Brian Cullman is a writer & musician living in New York City. He is a regular contributor to The Paris Review and records for Sunnyside Records. www.briancullman.com
Editors:
Bronwyn Mills holds an MFA from UMass, Amherst, and a Ph.D. from NYU where she was an Anais Nin
Fellow. Later a Fulbright Fellow (La République du Bénin, West Africa) she travels widely, and has lived in New York City, Istanbul, Turkey; Latin America; and Paris, France. For many years a dance and theatre writer for regional arts publications in New England, she is also a Senior prose editor for Tupelo Quarterly. Books include Night of the Luna Moths (poetry,) Beastly's Tale (a fabulist novel); and she is currently working on Canary Club, a novel set in medieval Spain.
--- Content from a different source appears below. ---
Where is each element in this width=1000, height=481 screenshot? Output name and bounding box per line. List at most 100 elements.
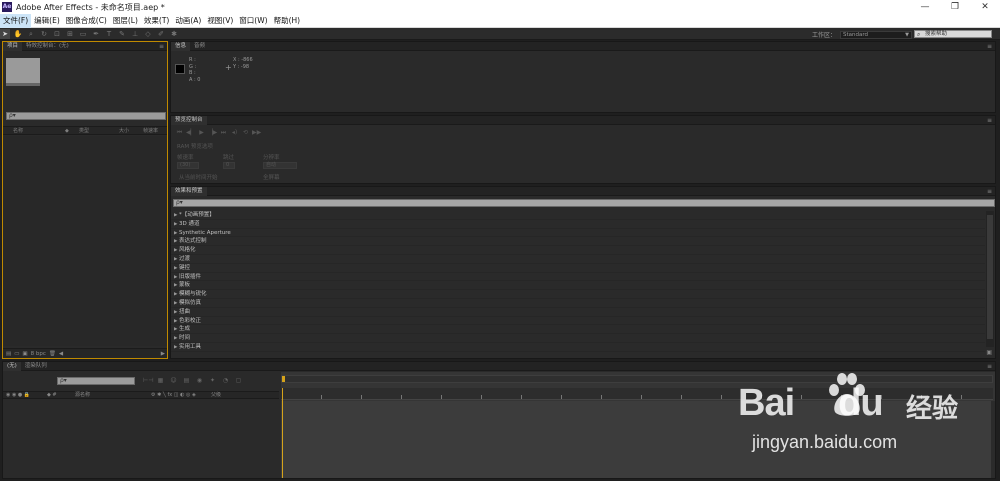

Her work has appeared in IKON, Frigate,Talisman: a Journal of Contemporary Poetry and Poetics, Tupelo Quarterly, and most recently in Agni Online.She guest-edited the Turkish issue of Absinthe; New European Writing (#19.) Bronwyn has taught at Stevens Institute of Technology; Kadir Has University in Istanbul; and Abomey-Calavi in Bénin. From time to time she publishes work on African vodou. Bronwyn lives and writes in a tiny mountain village far, far away. Read more at https://bronwynmills.org/
Eric Darton has published a number of books, including the New York Times bestseller Divided We Stand: A
Biography of The World Trade Center (Basic Books, 1999, 2011), and Free City, a novel, (WW Norton, 1996). He is also the author of an ongoing work of free scholarship, Book of the World Courant, available at www.bookoftheworldcourant.net. Recently his essays have been published in Tupelo Quarterly www.tupeloquarterly.com. More of his work may be found at www.ericdarton.net and here at The Wall. Darton leads Writing at the Crossroads, a workshop for prose writers, a sampling of whose work appears in issue 2.
Hardy Griffin has a Ph.D. from Boğaziçi University. He has published translations in the Istanbul Biennial,
Words Without Borders, and for the award-winning photographic study Armenians, which documents the lives of Armenians living in contemporary Turkey. He has published writing in New Flash Fiction, Alimentum, Assisi, The Washington Post, American Letters & Commentary, and a chapter in Writing Fiction (Bloomsbury, 2003).